Strangers & Karma’s Anthology I represents a piece of Now, the small and ever-evolving part of the universal puzzle that forms the perceptions that affect our individual realities.

We often subconsciously move through the lens of our environments, places that shape us, drive our reactions and ultimately meet us at the precipice of enlightenment. Anthology I reflects such drivers of the human condition, in a way that encourages us to recognize what isn’t being said.

For example, the featured illustration above is an untitled figure drawing that has been sitting in a young artist’s sketchbook for years. Likely considered unimportant at the time, it features a guy wearing a surgical mask as sunglasses. Nothing more, nothing less. But what makes this sketch important to us, what gives its simplicity significance is not knowing what has transpired in the life of the subject since the sketch was drawn. While the surgical mask represents a crisis of the past, it also connects the figure to a crisis of the present, completely through the artist, Iryna Komashchuk.

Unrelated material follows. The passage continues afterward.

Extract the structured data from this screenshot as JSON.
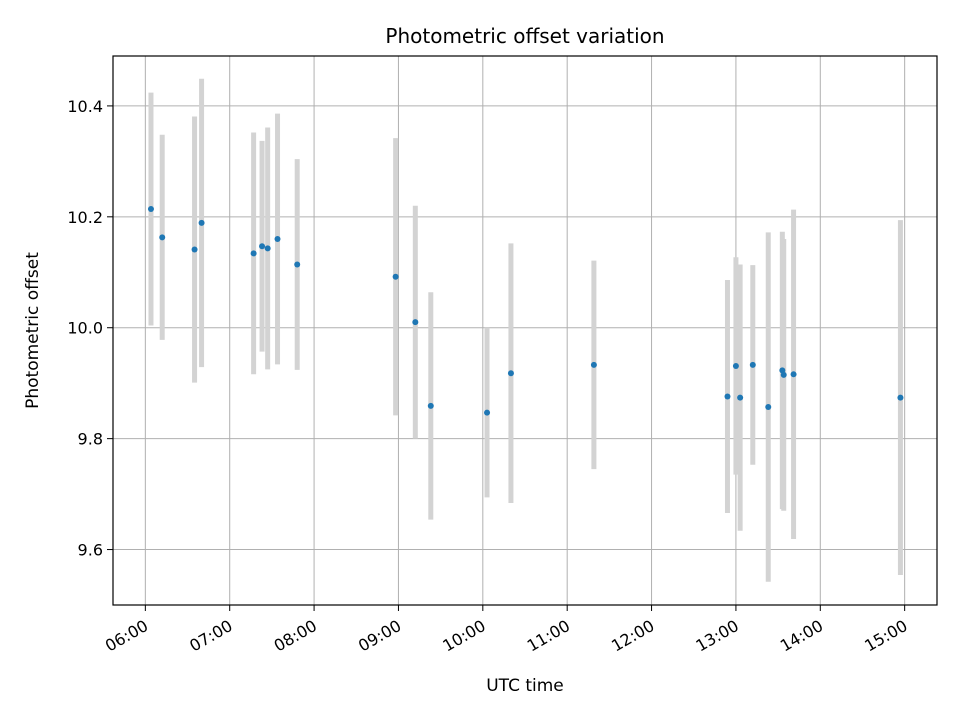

The info I had at the time was…
• Iryna is based in Kyiv;
• she drew it in 2021 during the pandemic,
• a few months before the start of Ukraine’s latest conflict—an event dubbed 24.

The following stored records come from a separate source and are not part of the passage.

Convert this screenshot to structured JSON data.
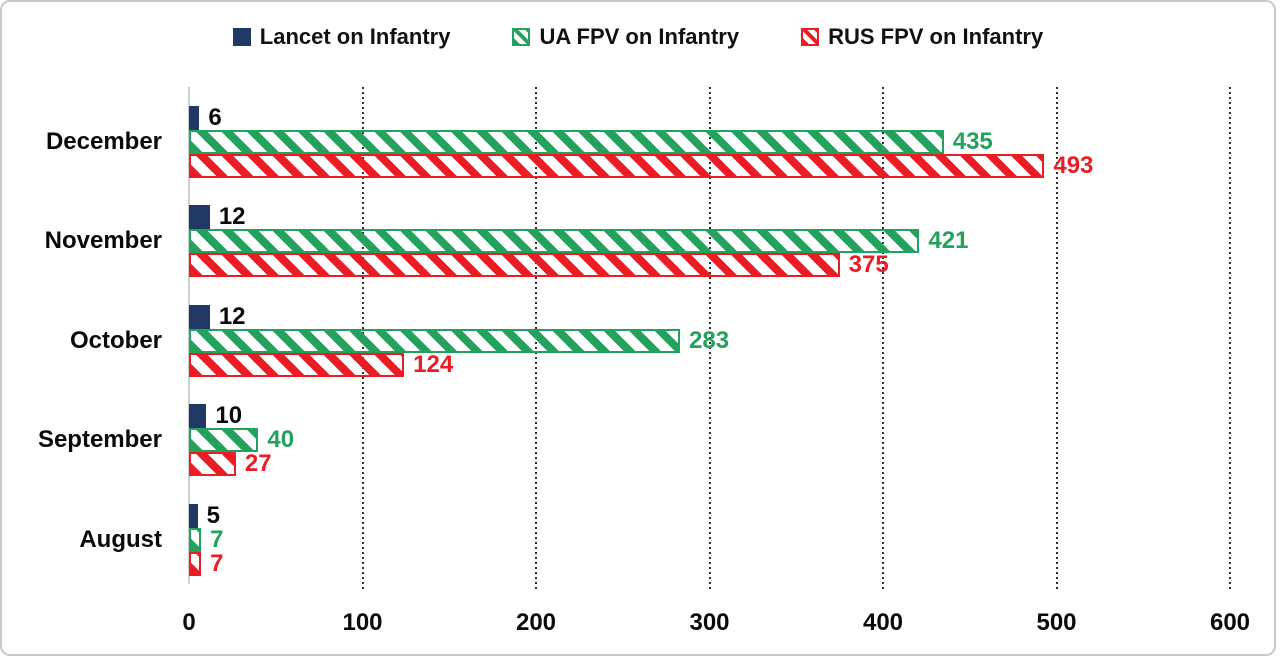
{
  "chart_data": {
    "type": "bar",
    "orientation": "horizontal",
    "title": "",
    "xlabel": "",
    "ylabel": "",
    "categories": [
      "December",
      "November",
      "October",
      "September",
      "August"
    ],
    "series": [
      {
        "name": "Lancet on Infantry",
        "color": "#1f3864",
        "pattern": "solid",
        "label_color": "#0a0a0a",
        "values": [
          6,
          12,
          12,
          10,
          5
        ]
      },
      {
        "name": "UA FPV on Infantry",
        "color": "#22a25c",
        "pattern": "diagonal-hatch",
        "label_color": "#22a25c",
        "values": [
          435,
          421,
          283,
          40,
          7
        ]
      },
      {
        "name": "RUS FPV on Infantry",
        "color": "#ec1c24",
        "pattern": "diagonal-hatch",
        "label_color": "#ec1c24",
        "values": [
          493,
          375,
          124,
          27,
          7
        ]
      }
    ],
    "xlim": [
      0,
      600
    ],
    "xticks": [
      0,
      100,
      200,
      300,
      400,
      500,
      600
    ],
    "grid": "vertical-dotted",
    "gridline_color": "#2e2e2e",
    "zero_axis_color": "#cdd0d3",
    "legend_position": "top-center",
    "value_labels": true,
    "background": "#ffffff"
  }
}
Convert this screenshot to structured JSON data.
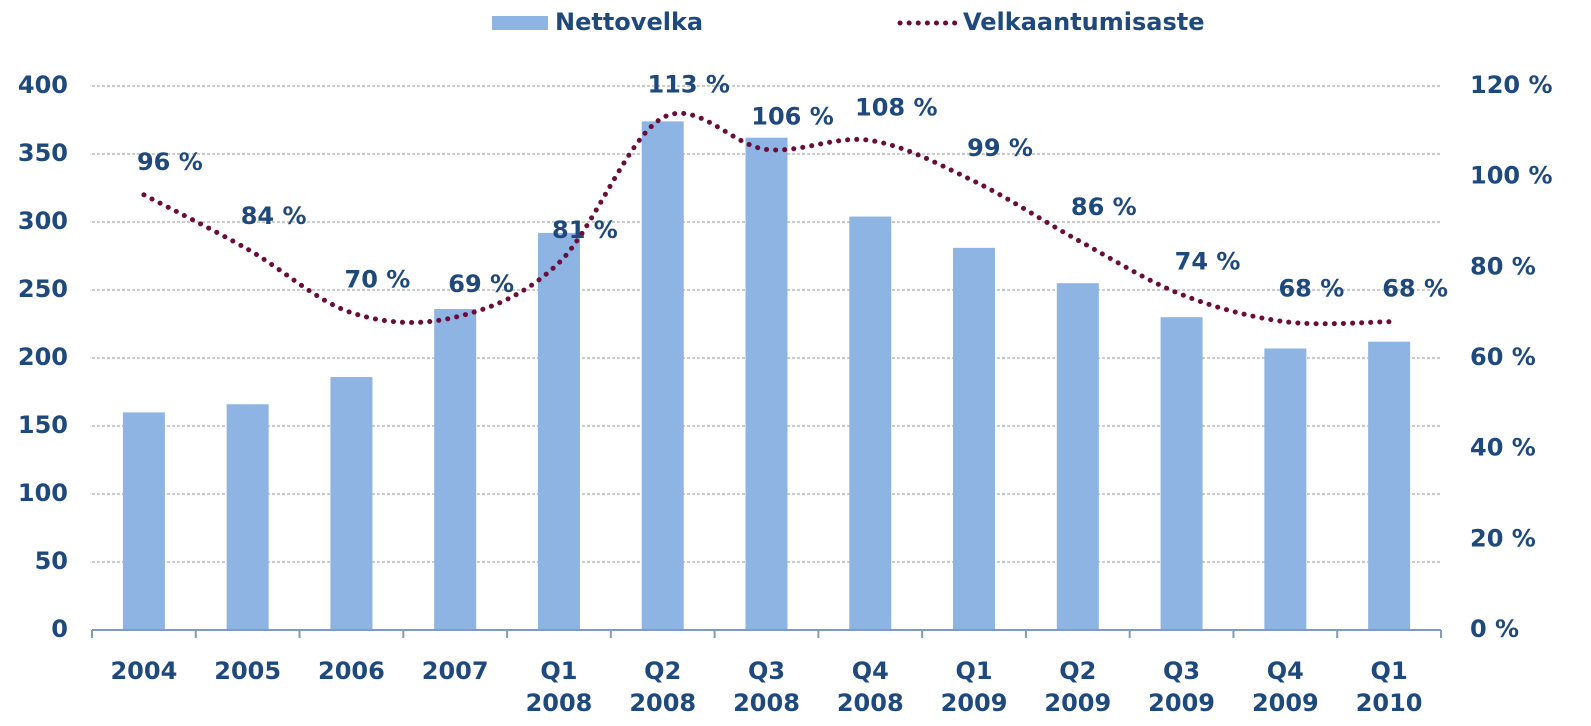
{
  "chart_data": {
    "type": "bar",
    "categories": [
      "2004",
      "2005",
      "2006",
      "2007",
      "Q1 2008",
      "Q2 2008",
      "Q3 2008",
      "Q4 2008",
      "Q1 2009",
      "Q2 2009",
      "Q3 2009",
      "Q4 2009",
      "Q1 2010"
    ],
    "series": [
      {
        "name": "Nettovelka",
        "type": "bar",
        "color": "#8eb4e3",
        "values": [
          160,
          166,
          186,
          236,
          292,
          374,
          362,
          304,
          281,
          255,
          230,
          207,
          212
        ]
      },
      {
        "name": "Velkaantumisaste",
        "type": "line",
        "axis": "y2",
        "color": "#6b0d3b",
        "style": "dotted",
        "values": [
          96,
          84,
          70,
          69,
          81,
          113,
          106,
          108,
          99,
          86,
          74,
          68,
          68
        ],
        "value_labels": [
          "96 %",
          "84 %",
          "70 %",
          "69 %",
          "81 %",
          "113 %",
          "106 %",
          "108 %",
          "99 %",
          "86 %",
          "74 %",
          "68 %",
          "68 %"
        ]
      }
    ],
    "ylim": [
      0,
      400
    ],
    "yticks": [
      0,
      50,
      100,
      150,
      200,
      250,
      300,
      350,
      400
    ],
    "y2lim": [
      0,
      120
    ],
    "y2ticks": [
      {
        "value": 0,
        "label": "0 %"
      },
      {
        "value": 20,
        "label": "20 %"
      },
      {
        "value": 40,
        "label": "40 %"
      },
      {
        "value": 60,
        "label": "60 %"
      },
      {
        "value": 80,
        "label": "80 %"
      },
      {
        "value": 100,
        "label": "100 %"
      },
      {
        "value": 120,
        "label": "120 %"
      }
    ],
    "grid": true,
    "legend": "top"
  }
}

Knowing so little about the actual drawing, other than who drew it and when it was drawn, I felt its message translate into deep curiosity. My imagination begged to know where the drawing’s subject had gone since that moment of silly innovation, during a time when stepping out of lonely shadows meant celebrating what freedoms remained, to sit unafraid in the company of others. The sketch encouraged me to recall headlines, images and war footage burned into memory. My brain began to calculate and connect the known to the unknown of the sketch, form a story, imagine its arc. It made me question what the figure has witnessed since 24, if he is safe, if he has daughters, how his life has changed, what he feels.

So, find a quiet space to savor each piece of Anthology I as a testament to our own realities, how it relates to current events, how we as humans perceive that which is seemingly anodyne or apparently scandalous, and consider how these perceptions may suddenly shift and evolve over time.